Sunday, December 23, 2012

Rise from the Ashes...




Often, when a tragedy such as the massacre in Newtown, Connecticut happens, I hear the statement, “things like this don’t happen here.”  I have been pondering this declaration for quite sometime because the truth is, events such as mass shootings don’t happen anywhere... until they do.  There is a subtle, or perhaps not so subtle  message, which states the tragedy is somehow more devastating because “our community isn’t violent.”  I’ve thought carefully about this blog post before sitting down to write it because I’m concerned my perspective might be misconstrued as insensitive.  Certainly, when the media imposes itself on a community in the midst of a crisis, people do not spend time scripting how they will respond to a reporter’s questions.  The greater likelihood is that people are speaking from their gut.  In my opinion, herein lies the problem.  If you listen closely, these moments are when we hear raw, unfiltered truth.  Thoughts shaped by institutions designed to rank the value of lives.  

Like all of you, I remain heartbroken by the senseless violence which took the lives of so many people, most of whom were young children.  This could have easily been my sister’s classroom.  She teaches at an elementary school on the East coast and without a doubt, she too would have protected the students at all cost.  I have a 6 month old nephew; so now, more then ever, I can relate to that gut-wrenching ache at the idea of losing a child.  I am not ambivalent to the anguish caused by this massacre or any of the other recent massacres. In fact, I feel just the opposite.  I believe we should ALL be outraged by ALL the incidents of violence resulting in lost lives, regardless of where they take place.  Yet sadly, the only ones we mourn nationally, and internationally are the lives lost by what we deem unexpected acts of violence.  The ones which occur in places where, “things like this don’t happen.”  

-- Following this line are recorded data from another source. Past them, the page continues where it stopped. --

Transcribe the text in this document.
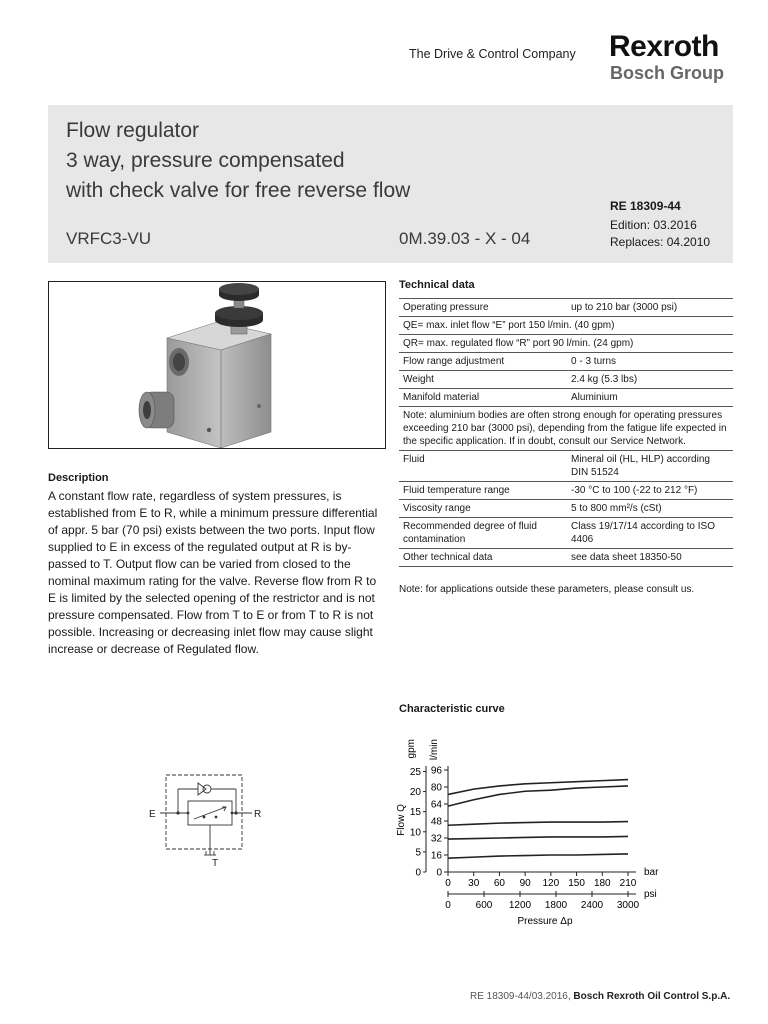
The Drive & Control Company Rexroth
Bosch Group
Flow regulator
3 way, pressure compensated
with check valve for free reverse flow
VRFC3-VU	0M.39.03 - X - 04
RE 18309-44
Edition: 03.2016
Replaces: 04.2010
Description
A constant flow rate, regardless of system pressures, is established from E to R, while a minimum pressure differential of appr. 5 bar (70 psi) exists between the two ports. Input flow supplied to E in excess of the regulated output at R is by-passed to T. Output flow can be varied from closed to the nominal maximum rating for the valve. Reverse flow from R to E is limited by the selected opening of the restrictor and is not pressure compensated. Flow from T to E or from T to R is not possible. Increasing or decreasing inlet flow may cause slight increase or decrease of Regulated flow.
Technical data
Operating pressure	up to 210 bar (3000 psi)
QE= max. inlet flow “E” port 150 l/min. (40 gpm)	
QR= max. regulated flow “R” port 90 l/min. (24 gpm)	
Flow range adjustment	0 - 3 turns
Weight	2.4 kg (5.3 lbs)
Manifold material	Aluminium
Note: aluminium bodies are often strong enough for operating pressures exceeding 210 bar (3000 psi), depending from the fatigue life expected in the specific application. If in doubt, consult our Service Network.	
Fluid	Mineral oil (HL, HLP) according DIN 51524
Fluid temperature range	-30 °C to 100 (-22 to 212 °F)
Viscosity range	5 to 800 mm²/s (cSt)
Recommended degree of fluid contamination	Class 19/17/14 according to ISO 4406
Other technical data	see data sheet 18350-50
Note: for applications outside these parameters, please consult us.
E	R
T
Characteristic curve
0
16
32
48
64
80
96
0
5
10
15
20
25
0 30 60 90 120 150 180 210
0 600 1200 1800 2400 3000
gpm l/min
Flow Q
bar
psi
Pressure Δp
RE 18309-44/03.2016, Bosch Rexroth Oil Control S.p.A.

Throughout my career I have worked in communities where young people often risk their lives walking out the front door of their home.  I can tell you the names and describe the smiles of children who had to be escorted to school by groups of parents  in an effort to momentarily halt the flurry of bullets fired off during a drug war, children who were literally beaten to death because their self expression didn’t fit someone’s idea of normal, children whose lives were lost by drive-by shootings, children who were awakened in the middle of the night by gun shots, only to find the bodies on their front lawn, and children whose heads were stomped on against the hard concrete in the middle of the night.  None of these stories made national news, in fact, most of them didn’t make the local news.  These examples are only the ones with whom I have a personal connection.  There are thousands more whose stories are never told, and whose lives are only mourned by the few who knew them.  

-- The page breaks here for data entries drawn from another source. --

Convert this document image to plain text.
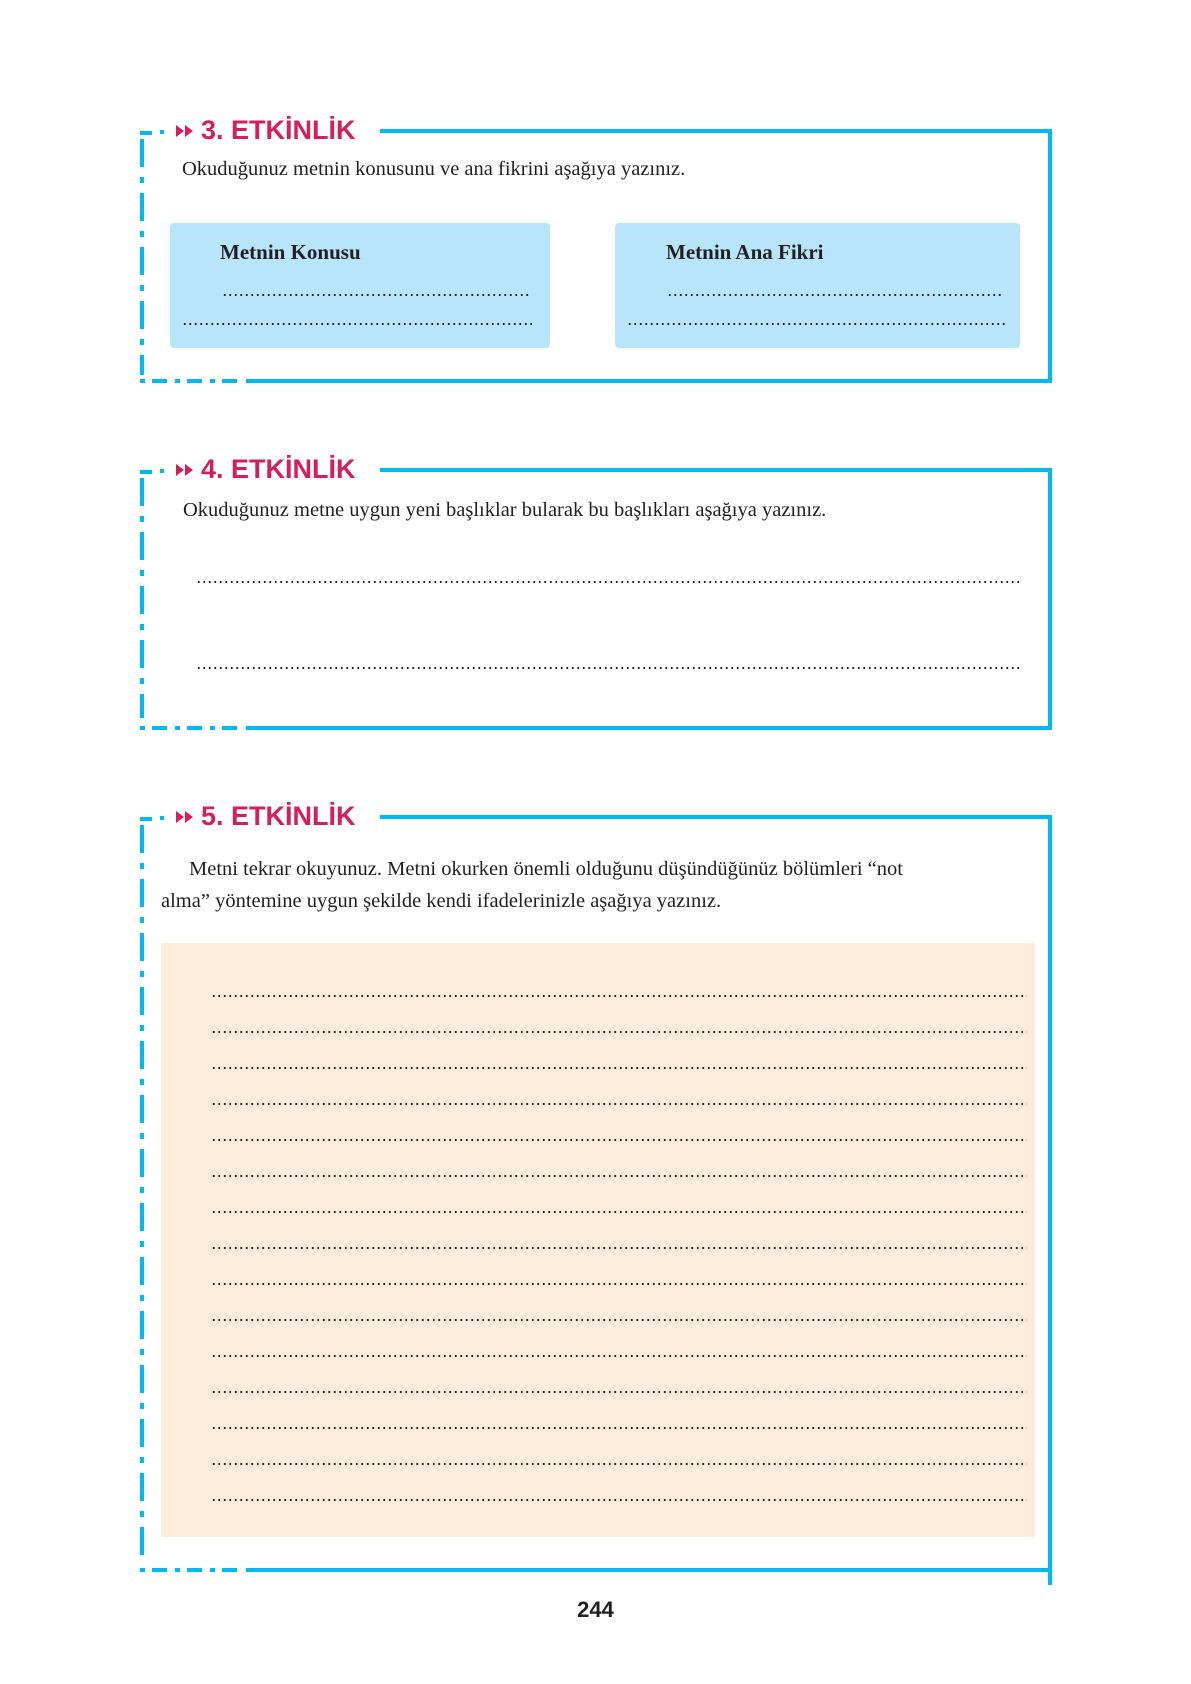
3. ETKİNLİK
Okuduğunuz metnin konusunu ve ana fikrini aşağıya yazınız.
Metnin Konusu	Metnin Ana Fikri
4. ETKİNLİK
Okuduğunuz metne uygun yeni başlıklar bularak bu başlıkları aşağıya yazınız.
5. ETKİNLİK
Metni tekrar okuyunuz. Metni okurken önemli olduğunu düşündüğünüz bölümleri “not
alma” yöntemine uygun şekilde kendi ifadelerinizle aşağıya yazınız.
244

Violence takes the lives of people all over the world, in poor urban neighborhoods, in countries ravaged by war, in oppressive political regimes.  In fact, on the very day the mass shooting occurred in Connecticut, a man in China used a knife to attack 22 children as they entered school.  Although these children did not lose their lives, in recent years, more than 20 children have died from similar attacks.  I didn’t know about this until a Tibetan friend shared the news story.  It did not receive major world coverage.

I do not mean to minimize the tragedy of the 26 people who lost their lives in Newtown, Connecticut.  Rather, I am asking you to consider increasing the value of the many other lives lost to violence, to the same worth as those receiving national attention.  How much value we put on a life dictates how we allocate the resources to support it.  This shows up in the way we respond to where tragedies occur, in the quality of schools, and in the way we talk about a community.  It is in the subtlety of what we imply with our words and our actions, where the truth is revealed.  To me...  “things like this don’t happen here,” sounds remarkably similar to  “we are not like those people who are violent; we are different.”  Yet, it isn’t until we collectively crumble at the loss of all lives that we will ever be able rise from the ashes and build pillars designed to support all our children, not just a privileged few.